Covid, dopo quanto torna l'olfatto? Cosa dice la scienza

Scoperti due geni che sarebbero alla base della perdita di olfatto durante l'infezione da Covid-19: ecco cosa dice la ricerca e quali sono i tempi di recupero

Covid, dopo quanto torna l'olfatto? Cosa dice la scienza

Sono i sintomi più comuni quando si tratta di Covid, i primi "campanelli" d'allarme della presenza del virus: la perdita di olfatto e gusto che non fanno più riconoscere odori e sapori.

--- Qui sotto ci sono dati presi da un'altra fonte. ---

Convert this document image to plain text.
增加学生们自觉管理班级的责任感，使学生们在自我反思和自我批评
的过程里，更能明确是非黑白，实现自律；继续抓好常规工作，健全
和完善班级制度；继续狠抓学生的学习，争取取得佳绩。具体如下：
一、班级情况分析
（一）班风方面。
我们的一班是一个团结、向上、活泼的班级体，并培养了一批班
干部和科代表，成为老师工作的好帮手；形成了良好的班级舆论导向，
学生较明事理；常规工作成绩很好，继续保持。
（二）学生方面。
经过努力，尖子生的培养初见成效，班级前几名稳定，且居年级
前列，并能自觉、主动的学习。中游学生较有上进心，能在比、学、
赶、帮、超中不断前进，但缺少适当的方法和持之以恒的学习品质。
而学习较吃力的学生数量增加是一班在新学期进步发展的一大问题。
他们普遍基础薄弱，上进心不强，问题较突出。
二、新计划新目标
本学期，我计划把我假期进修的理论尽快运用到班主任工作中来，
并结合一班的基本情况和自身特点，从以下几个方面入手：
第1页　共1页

Nel primo caso, però, una spiegazione dalla scienza adesso c'è ed è di natura genetica.

Cosa dice la ricerca

Infatti, una ricerca dell’Albert Einstein College of Medicine di New York in collaborazione con l’azienda '23andMe', ha permesso di identificare il meccanismo alla base di questo fenomeno. Lo studio ha coinvolto 70mila pazienti positivi al Sars-Cov-2 identificando in due geni la causa della perdita dell’olfatto: la loro sequenza sarebbe quella che riguarda UGT2A1 e UGT2A2, ai quali si associa un aumento dell'11% delle possibilità di perdere soprattutto l’olfatto dopo l'infezione da Covid-19. In realtà, questi due geni sarebbero collegati anche alla mancanza di gusto.

Cosa succede con l'olfatto

"UGT2A1 e UGT2A2 - si legge sul giornale specializzato Biomedicalcue, "forniscono delle informazioni fondamentali per la sintesi di molecole specifiche localizzate nel tessuto olfattivo coinvolte, da quello che emerge da alcuni studi su animali modello, nell’eliminazione degli odori che penetrando nella cavità nasale si legano ai propri recettori". Da qui, la perdita dell'olfatto sull'uomo sarebbe associata a un danno nel tessuto olfattivo, in praticolare nelle ciglia, ma non all'infezione dei neuroni olfattivi come era stato ipotizzato prima di questo studio. Il Covid, quindi, dopo aver infettato l'individuo, potrebbe "accumularsi" in alcune cellule utilizzate nel segnale odorizzante: questo accumulo impedisce la trasduzione, cioè il segnale, la normale capacità di svolgere il lavoro di una cellula, portando al suo deterioramento.

Chi colpisce maggiormente

Secondo la ricerca chi ha una maggiore sensibilità a olfatto e gusto può essere maggiormente predisposto a perdere uno o entrambi questi sensi se attaccati dal virus. Tra i pazienti analizzati è stato rilevato che le donne sono maggiormente colpite rispetto agli uomini, che i giovani sono predisposti a perdere l'olfatto più degli anziani e che la popolazione latina ed europea è più soggetta a questa problematica rispetto a tutte le altre.

Quali sono i tempi di recupero

Accanto a questa nuova scoperta, i ricercatori stessi hanno comunque sottolineato alcuni limiti dello studio che andranno affinati e migliorati in seguito sottolineando come "la perdita dell’olfatto o del gusto è stata combinata in un’unica domanda nel sondaggio proposto alla coorte di pazienti", dato che sottolinea come sia stato molto difficile effettuare una differenza tra i due sintomi.

Oltre al discorso legato alla genetica, alcuni lavori si sono invece soffermati sui tempi di recupero legati a olfatto e gusto: la ricerca, pubblicata sul Journal of the American Medical Association che ha coinvolto anche ricercatori delle Università di Padova e Trieste e dell’AULSS2 di Treviso, si è concentrato su 202 pazienti adulti, positivi e moderatamente sintomatici nel marzo scorso, e di cui 113 manifestavano perdita dell’olfatto (anosmia) e del gusto (ageusia).

Dopo circa un mese, il 90% di loro ha ricominciato a sentire odori e sapori. Soltanto una piccola minoranza (10%), ha mantenuto la perdita dell'olfatto anche oltre le 4 settimane: il motivo per cui questo meccanismo varia in questo modo è tutt'ora in fase di studio.